As they seek to foster economic growth, the Federal Reserve, the European Central Bank, the Bank of England and the Bank of Japan have pledged to hold down interest rates to spur lending to households and businesses. Evidence on the effectiveness of the policies is mixed, meaning no firm conclusions can be drawn about their ultimate value, Andrew Filardo and Boris Hofmann argued in a paper published yesterday in the BIS Quarterly Review.
“If financial markets become narrowly focused on certain aspects of a central bank’s forward guidance, a broader interpretation or recalibration of the guidance could lead to disruptive market reactions,” Filardo, head of monetary policy at the Basel, Switzerland-based BIS, and Hofmann, senior economist, wrote. It may also “translate into an undue delay in the speed of monetary policy normalization and raise the risk of an unhealthy accumulation of financial imbalances.”
Fed Chair Janet Yellen and BOE Governor Mark Carney have said they won’t start discussions on increasing interest rates until unemployment falls below a certain threshold.

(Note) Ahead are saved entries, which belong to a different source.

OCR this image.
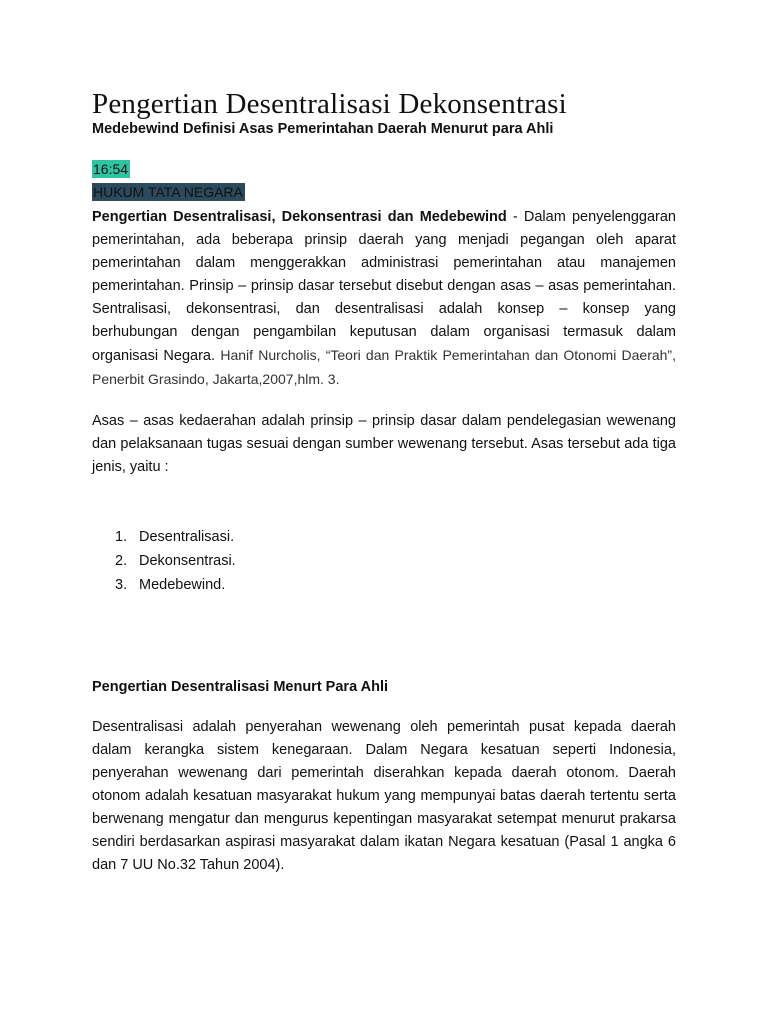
Pengertian Desentralisasi Dekonsentrasi

Medebewind Definisi Asas Pemerintahan Daerah Menurut para Ahli

16:54
HUKUM TATA NEGARA

Pengertian Desentralisasi, Dekonsentrasi dan Medebewind - Dalam penyelenggaran pemerintahan, ada beberapa prinsip daerah yang menjadi pegangan oleh aparat pemerintahan dalam menggerakkan administrasi pemerintahan atau manajemen pemerintahan. Prinsip – prinsip dasar tersebut disebut dengan asas – asas pemerintahan. Sentralisasi, dekonsentrasi, dan desentralisasi adalah konsep – konsep yang berhubungan dengan pengambilan keputusan dalam organisasi termasuk dalam organisasi Negara. Hanif Nurcholis, “Teori dan Praktik Pemerintahan dan Otonomi Daerah”, Penerbit Grasindo, Jakarta,2007,hlm. 3.

Asas – asas kedaerahan adalah prinsip – prinsip dasar dalam pendelegasian wewenang dan pelaksanaan tugas sesuai dengan sumber wewenang tersebut. Asas tersebut ada tiga jenis, yaitu :

1. Desentralisasi.
2. Dekonsentrasi.
3. Medebewind.

Pengertian Desentralisasi Menurt Para Ahli

Desentralisasi adalah penyerahan wewenang oleh pemerintah pusat kepada daerah dalam kerangka sistem kenegaraan. Dalam Negara kesatuan seperti Indonesia, penyerahan wewenang dari pemerintah diserahkan kepada daerah otonom. Daerah otonom adalah kesatuan masyarakat hukum yang mempunyai batas daerah tertentu serta berwenang mengatur dan mengurus kepentingan masyarakat setempat menurut prakarsa sendiri berdasarkan aspirasi masyarakat dalam ikatan Negara kesatuan (Pasal 1 angka 6 dan 7 UU No.32 Tahun 2004).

ECB President Mario Draghi has pledged to keep borrowing costs at “present or lower levels for an extended period of time,” while the BOJ links its key rate to inflation.
“We should be aware of risks, of the unintended consequences of our policies,” Charles Plosser, president of the Federal Reserve Bank of Philadelphia, said in a Bloomberg Television interview today. “Monetary policy has taken a lot of risk around the world, not just in the U.S. We’ve initiated programs and policies that we’ve never tried before.”
Carney is due to appear before lawmakers on Parliament’s cross-party Treasury Committee in London tomorrow to answer questions on the modifications he made to forward guidance last month. The BOE was forced to refine the policy to focus on the amount of spare capacity in the economy, after jobless fell toward the 7 percent threshold for considering a rate increase.
While forward-guidance policies have helped subdue one-year interest-rate volatility, they are less effective at influencing longer maturities, the BIS report said.
There is “some support” to the view that guidance “helped to shape market expectations,” Filardo and Hofmann wrote. “Recent forward guidance by four major central banks has so far reduced the volatility of near-term expectations about the future path of policy interest rates. Beyond the impact on near-term policy rate volatility, the evidence is more mixed.”
The measures also pose reputational risks “if guidance is revised frequently and substantially,” the report said.